Один из моих пунктиков — никогда не смотреть своих фильмов после того, как они закончены. И вот почему: для меня каждый фильм — нечто вроде любовной связи, а встречи с бывшими любовницами чреваты неловкостью, подчас даже опасностью. В итоге могу рассказать вам о «Репетиции оркестра» лишь то, что отложилось в памяти. Но это, если можно так выразиться, активное воспоминание — воспоминание о том, как я был вовлечен в процесс создания фильма; оно принципиально отлично от другого — пассивного — воспоминания, какое складывается лишь в результате просмотра фильма. Он не мог запомниться мне, как запомнился критику, ибо я не видел его глазами критика.
Само место действия «Репетиции оркестра» — уже комментарий к XX столетию.
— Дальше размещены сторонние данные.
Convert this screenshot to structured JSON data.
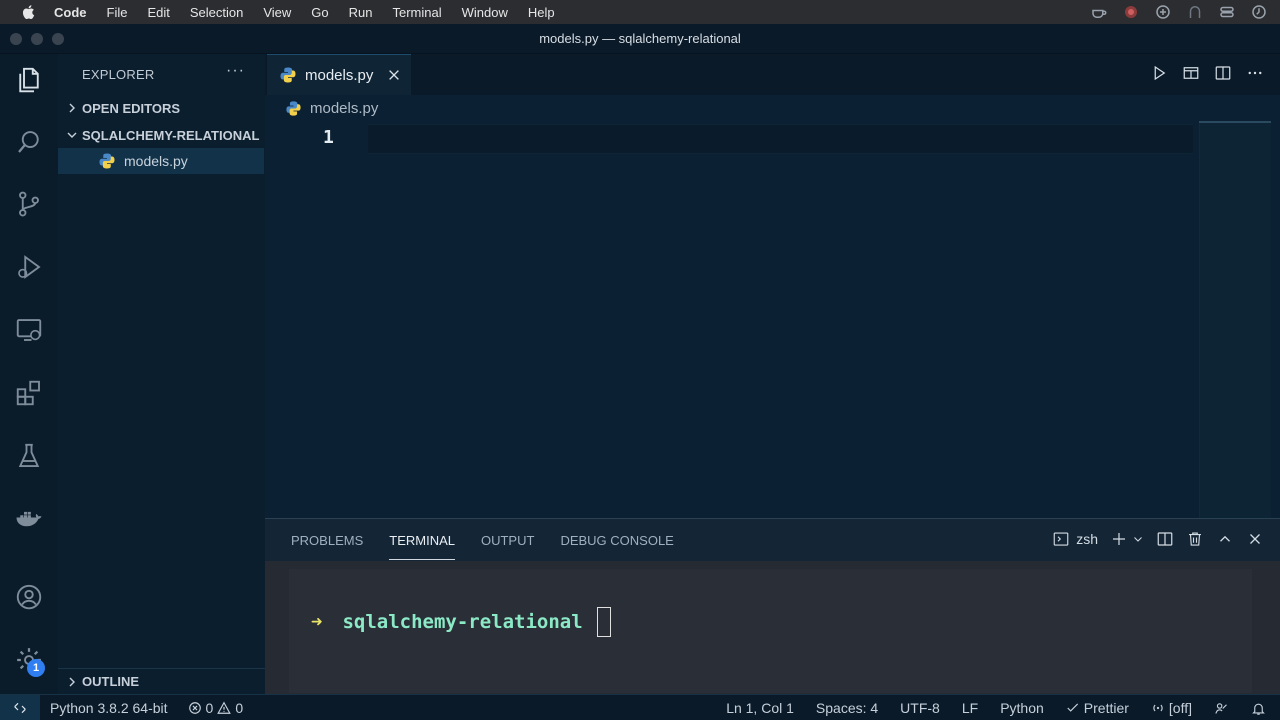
{
  "menubar": {
    "app_name": "Code",
    "items": [
      "File",
      "Edit",
      "Selection",
      "View",
      "Go",
      "Run",
      "Terminal",
      "Window",
      "Help"
    ]
  },
  "window": {
    "title": "models.py — sqlalchemy-relational"
  },
  "activity_bar": {
    "items": [
      "explorer-icon",
      "search-icon",
      "source-control-icon",
      "run-debug-icon",
      "remote-explorer-icon",
      "extensions-icon",
      "testing-icon",
      "docker-icon",
      "account-icon",
      "manage-gear-icon"
    ],
    "manage_badge": "1"
  },
  "sidebar": {
    "header": "EXPLORER",
    "more": "···",
    "open_editors": "OPEN EDITORS",
    "folder": "SQLALCHEMY-RELATIONAL",
    "files": [
      {
        "name": "models.py"
      }
    ],
    "outline": "OUTLINE"
  },
  "editor": {
    "tab": {
      "label": "models.py"
    },
    "breadcrumb": "models.py",
    "lines": [
      "1"
    ]
  },
  "panel": {
    "tabs": [
      "PROBLEMS",
      "TERMINAL",
      "OUTPUT",
      "DEBUG CONSOLE"
    ],
    "active_tab": "TERMINAL",
    "shell": "zsh",
    "terminal": {
      "prompt_symbol": "➜",
      "cwd": "sqlalchemy-relational"
    }
  },
  "statusbar": {
    "interpreter": "Python 3.8.2 64-bit",
    "errors": "0",
    "warnings": "0",
    "position": "Ln 1, Col 1",
    "indent": "Spaces: 4",
    "encoding": "UTF-8",
    "eol": "LF",
    "language": "Python",
    "formatter": "Prettier",
    "live_share": "[off]"
  },
  "colors": {
    "editor_bg": "#0b2032",
    "sidebar_bg": "#0b1e2e",
    "terminal_bg": "#262a33",
    "prompt_arrow": "#e8e26a",
    "prompt_dir": "#8ce9c6",
    "badge": "#2f7ef2"
  }
}
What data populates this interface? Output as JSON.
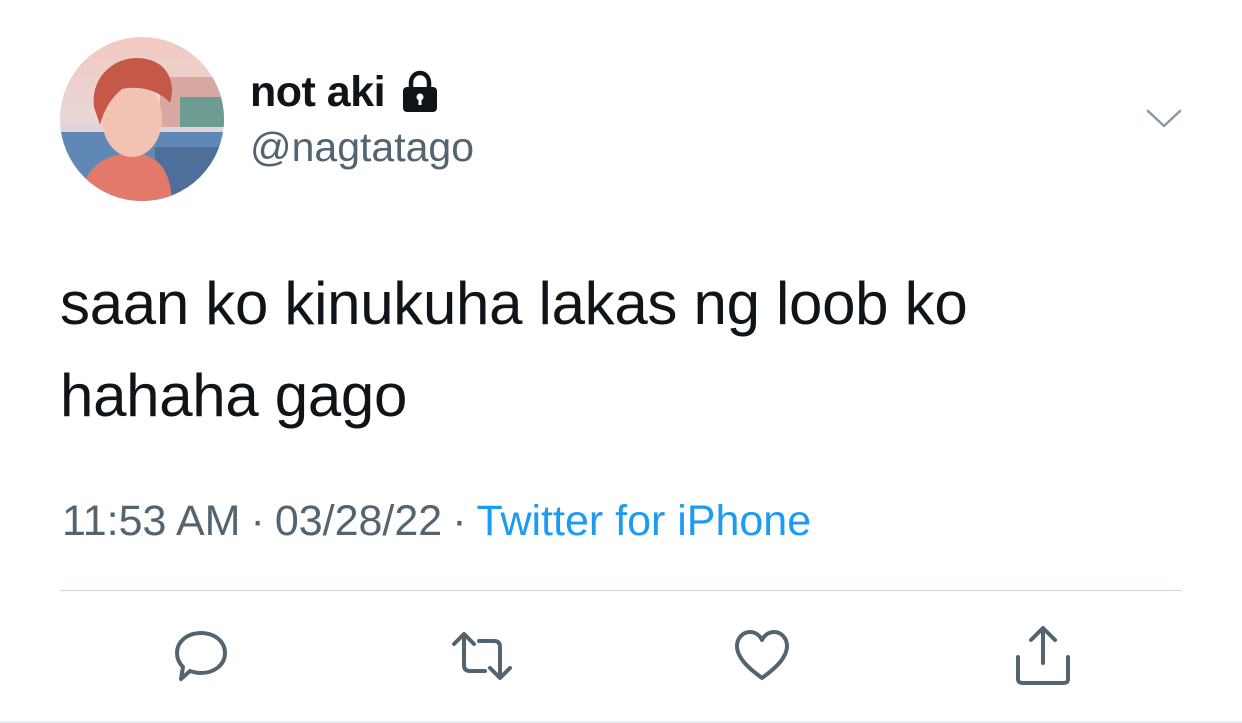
{
  "tweet": {
    "display_name": "not aki",
    "handle": "@nagtatago",
    "text": "saan ko kinukuha lakas ng loob ko hahaha gago",
    "time": "11:53 AM",
    "date": "03/28/22",
    "separator": "·",
    "source": "Twitter for iPhone",
    "protected": true
  },
  "icons": {
    "lock": "lock-icon",
    "more": "chevron-down-icon",
    "reply": "reply-icon",
    "retweet": "retweet-icon",
    "like": "heart-icon",
    "share": "share-icon"
  },
  "colors": {
    "text": "#0f1419",
    "secondary": "#536471",
    "accent": "#1d9bf0",
    "divider": "#cfd9de"
  }
}
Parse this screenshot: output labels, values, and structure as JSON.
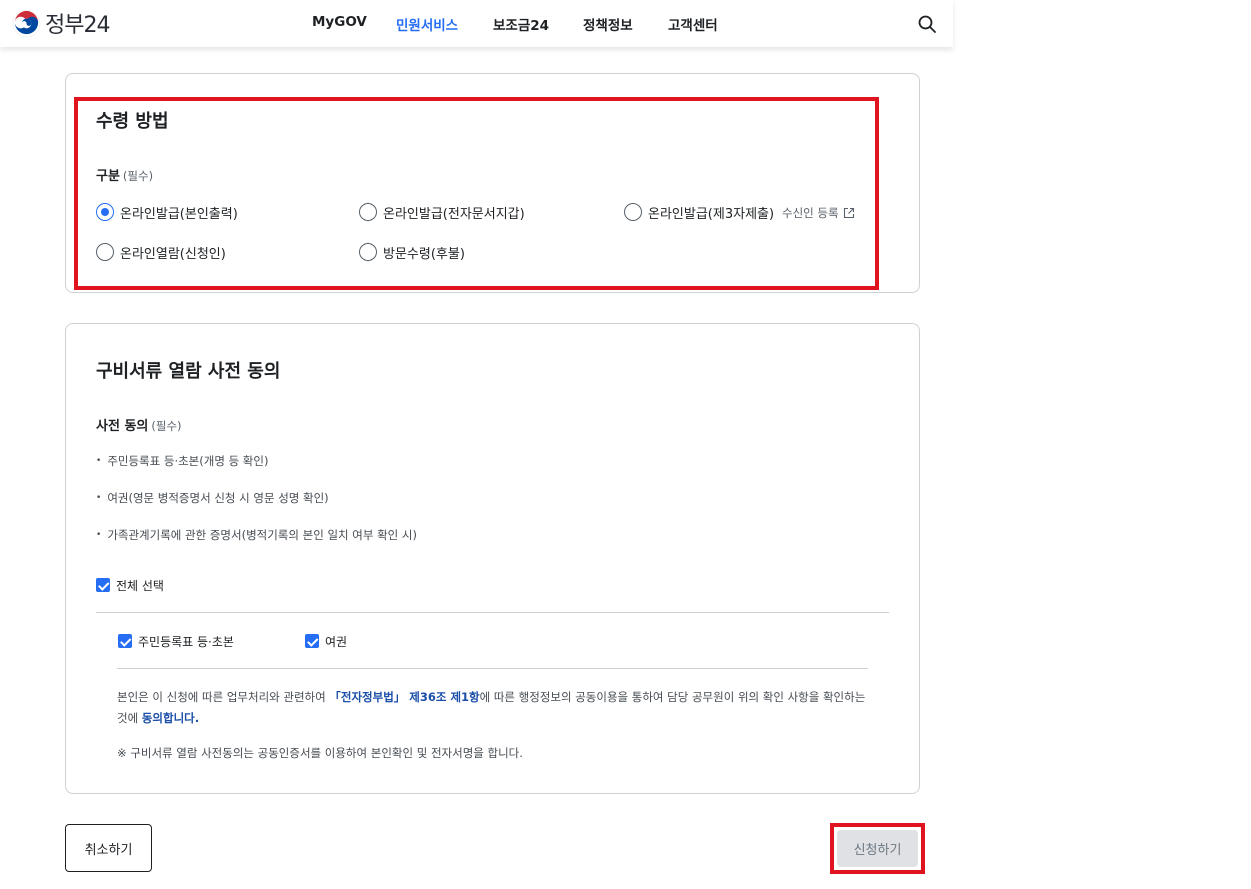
{
  "header": {
    "logo_text": "정부24",
    "nav": [
      "MyGOV",
      "민원서비스",
      "보조금24",
      "정책정보",
      "고객센터"
    ],
    "active_nav": "민원서비스",
    "search_icon": "search-icon"
  },
  "receipt": {
    "title": "수령 방법",
    "field_label": "구분",
    "required": "(필수)",
    "options": [
      {
        "label": "온라인발급(본인출력)",
        "checked": true
      },
      {
        "label": "온라인발급(전자문서지갑)",
        "checked": false
      },
      {
        "label": "온라인발급(제3자제출)",
        "checked": false
      },
      {
        "label": "온라인열람(신청인)",
        "checked": false
      },
      {
        "label": "방문수령(후불)",
        "checked": false
      }
    ],
    "receiver_link": "수신인 등록"
  },
  "consent": {
    "title": "구비서류 열람 사전 동의",
    "field_label": "사전 동의",
    "required": "(필수)",
    "items": [
      "주민등록표 등·초본(개명 등 확인)",
      "여권(영문 병적증명서 신청 시 영문 성명 확인)",
      "가족관계기록에 관한 증명서(병적기록의 본인 일치 여부 확인 시)"
    ],
    "select_all": {
      "label": "전체 선택",
      "checked": true
    },
    "checks": [
      {
        "label": "주민등록표 등·초본",
        "checked": true
      },
      {
        "label": "여권",
        "checked": true
      }
    ],
    "statement": {
      "pre": "본인은 이 신청에 따른 업무처리와 관련하여 ",
      "law": "「전자정부법」 제36조 제1항",
      "mid": "에 따른 행정정보의 공동이용을 통하여 담당 공무원이 위의 확인 사항을 확인하는 것에 ",
      "agree": "동의합니다."
    },
    "note": "※ 구비서류 열람 사전동의는 공동인증서를 이용하여 본인확인 및 전자서명을 합니다."
  },
  "actions": {
    "cancel": "취소하기",
    "apply": "신청하기"
  },
  "colors": {
    "accent": "#256ef4",
    "highlight": "#e0141f",
    "link_dark": "#1a4ea8"
  }
}
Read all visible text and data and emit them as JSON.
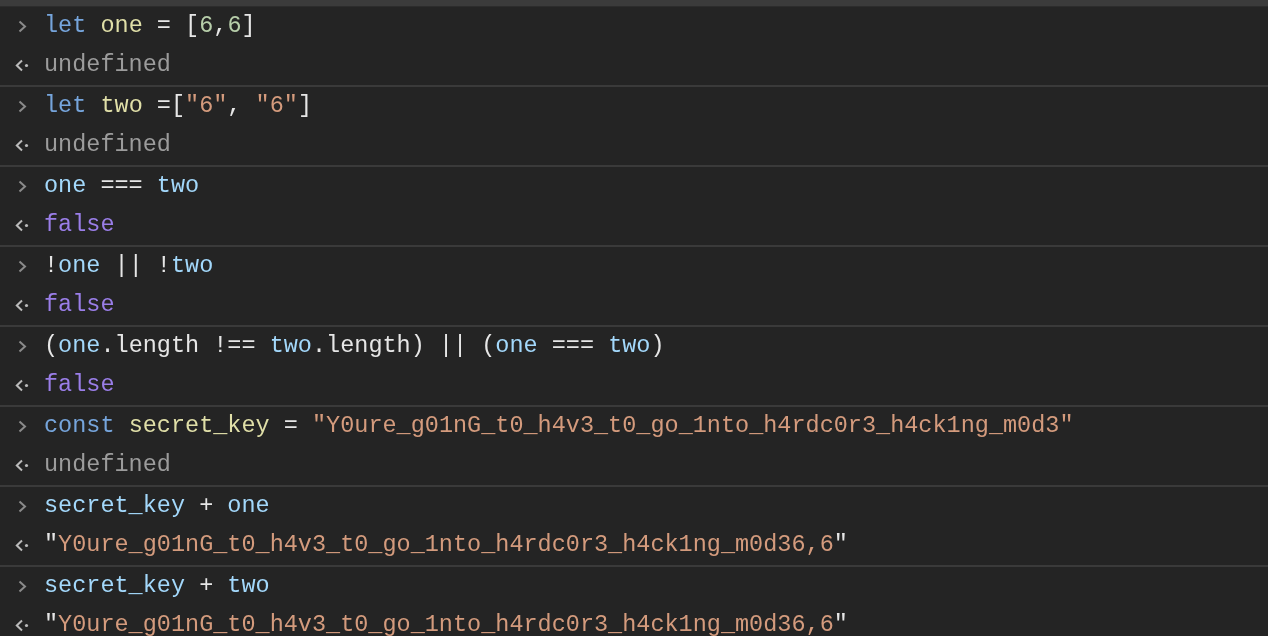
{
  "console": {
    "entries": [
      {
        "input": [
          {
            "text": "let ",
            "kind": "keyword"
          },
          {
            "text": "one",
            "kind": "declared"
          },
          {
            "text": " = [",
            "kind": "punct"
          },
          {
            "text": "6",
            "kind": "number"
          },
          {
            "text": ",",
            "kind": "punct"
          },
          {
            "text": "6",
            "kind": "number"
          },
          {
            "text": "]",
            "kind": "punct"
          }
        ],
        "output": [
          {
            "text": "undefined",
            "kind": "undefined"
          }
        ]
      },
      {
        "input": [
          {
            "text": "let ",
            "kind": "keyword"
          },
          {
            "text": "two",
            "kind": "declared"
          },
          {
            "text": " =[",
            "kind": "punct"
          },
          {
            "text": "\"6\"",
            "kind": "string"
          },
          {
            "text": ", ",
            "kind": "punct"
          },
          {
            "text": "\"6\"",
            "kind": "string"
          },
          {
            "text": "]",
            "kind": "punct"
          }
        ],
        "output": [
          {
            "text": "undefined",
            "kind": "undefined"
          }
        ]
      },
      {
        "input": [
          {
            "text": "one",
            "kind": "identifier"
          },
          {
            "text": " === ",
            "kind": "punct"
          },
          {
            "text": "two",
            "kind": "identifier"
          }
        ],
        "output": [
          {
            "text": "false",
            "kind": "boolean"
          }
        ]
      },
      {
        "input": [
          {
            "text": "!",
            "kind": "punct"
          },
          {
            "text": "one",
            "kind": "identifier"
          },
          {
            "text": " || !",
            "kind": "punct"
          },
          {
            "text": "two",
            "kind": "identifier"
          }
        ],
        "output": [
          {
            "text": "false",
            "kind": "boolean"
          }
        ]
      },
      {
        "input": [
          {
            "text": "(",
            "kind": "punct"
          },
          {
            "text": "one",
            "kind": "identifier"
          },
          {
            "text": ".length !== ",
            "kind": "punct"
          },
          {
            "text": "two",
            "kind": "identifier"
          },
          {
            "text": ".length) || (",
            "kind": "punct"
          },
          {
            "text": "one",
            "kind": "identifier"
          },
          {
            "text": " === ",
            "kind": "punct"
          },
          {
            "text": "two",
            "kind": "identifier"
          },
          {
            "text": ")",
            "kind": "punct"
          }
        ],
        "output": [
          {
            "text": "false",
            "kind": "boolean"
          }
        ]
      },
      {
        "input": [
          {
            "text": "const ",
            "kind": "keyword"
          },
          {
            "text": "secret_key",
            "kind": "declared"
          },
          {
            "text": " = ",
            "kind": "punct"
          },
          {
            "text": "\"Y0ure_g01nG_t0_h4v3_t0_go_1nto_h4rdc0r3_h4ck1ng_m0d3\"",
            "kind": "string"
          }
        ],
        "output": [
          {
            "text": "undefined",
            "kind": "undefined"
          }
        ]
      },
      {
        "input": [
          {
            "text": "secret_key",
            "kind": "identifier"
          },
          {
            "text": " + ",
            "kind": "punct"
          },
          {
            "text": "one",
            "kind": "identifier"
          }
        ],
        "output": [
          {
            "text": "\"",
            "kind": "punct"
          },
          {
            "text": "Y0ure_g01nG_t0_h4v3_t0_go_1nto_h4rdc0r3_h4ck1ng_m0d36,6",
            "kind": "string"
          },
          {
            "text": "\"",
            "kind": "punct"
          }
        ]
      },
      {
        "input": [
          {
            "text": "secret_key",
            "kind": "identifier"
          },
          {
            "text": " + ",
            "kind": "punct"
          },
          {
            "text": "two",
            "kind": "identifier"
          }
        ],
        "output": [
          {
            "text": "\"",
            "kind": "punct"
          },
          {
            "text": "Y0ure_g01nG_t0_h4v3_t0_go_1nto_h4rdc0r3_h4ck1ng_m0d36,6",
            "kind": "string"
          },
          {
            "text": "\"",
            "kind": "punct"
          }
        ]
      }
    ]
  }
}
После того, как на темном экране пройдут титры, сопровождаемые адским шумом римского уличного движения, перед вами предстает внутренность церковного здания, освещенная свечами. Старик-переписчик, раскладывающий партитуры, одет, как человек из другой эпохи. Он рассказывает мне (то бишь камере), что церковь построена в XIII веке и что под ее плитами покоятся трое пап и семеро епископов. Благодаря прекрасным акустическим свойствам здание было реконструировано для использования в качестве оркестрового репетиционного зала. Для Рима, где буквально все — история, если не археология, — такое не в диковинку.
Понемногу в этом внушающем трепет помещении собираются оркестранты. У многих из них такой вид, будто пришли они на футбольный матч, а не на музыкальную репетицию. Один даже прихватил с собой портативный радиоприемник, чтобы следить за перипетиями игры и сообщать о них коллегам, музыкантам-духовикам, по ходу репетиции. Впрочем, не все такие толстокожие. Кое-кому постарше, в частности, переписчику и девяностотрехлетнему учителю музыки, памятны времена, когда оркестранты относились к своему призванию серьезнее и в итоге играли лучше.
К некоторым я обращаюсь с вопросами; они посвящают меня в тонкости взаимоотношений с орудиями своего ремесла. Степень привязанности к собственному инструменту у них варьируется: от фаготиста, ненавидящего звук своего фагота, до арфистки, чья арфа — единственное близкое ей существо. Сама арфистка чуть-чуть напоминает Оливера Харди; поэтому при первом появлении игриво настроенные духовики вышучивают ее, выводя тему Лаурела и Харди. С нею мне легче всего идентифицировать себя. Она тоже слишком любит поесть и слишком много ест. Она любит свою работу. И не склонна лезть из кожи вон, дабы угодить окружающим. В противоположность женщине-флейтистке, которая (кстати, она тонким станом как бы повторяет свой инструмент) готова хоть колесом пройтись, лишь бы привлечь мое внимание.
Изъясняются оркестранты на всех диалектах итальянского; некоторые даже с иностранным акцентом — прежде всего, немец-дирижер, который, входя в раж, нередко переходит на родное тевтонское наречие. К своему делу он относится с почти религиозным трепетом, и, возможно, его слегка раздражает, что дирижировать приходится заштатным итальянским оркестришком, а не, скажем, Берлинским филармоническим оркестром. Исполнитель этой роли — по национальности голландец; я наткнулся на его фотографию, ища кого-то еще, но его лицо запечатлелось у меня в памяти. У меня очень хорошая зрительная память, особенно на лица.
Репетиция набирает темп, как римское уличное движение во вступительных титрах. Большая часть оркестрантов стремится поскорее сбросить ее с плеч и двинуть куда-нибудь еше-Куда угодно. Для них это всего лишь работа, как на «Фиате». Подобное отношение к труду, даже творческому, ныне встречаешь все чаще.
Музыканты подтрунивают друг над другом, следят за счетом футбольного матча, транслируемого по радио, ловят мышь, участвуют в стихийно возникшем профсобрании и нечуждаются других досужих занятий; к примеру, соблазнительная девушка-пианистка, не особо сопротивляясь, позволяет завлечь себя под рояль. А занимаясь любовью, жует пирожок, причем делает то и другое лениво и безразлично; так же относится она и к своей профессии.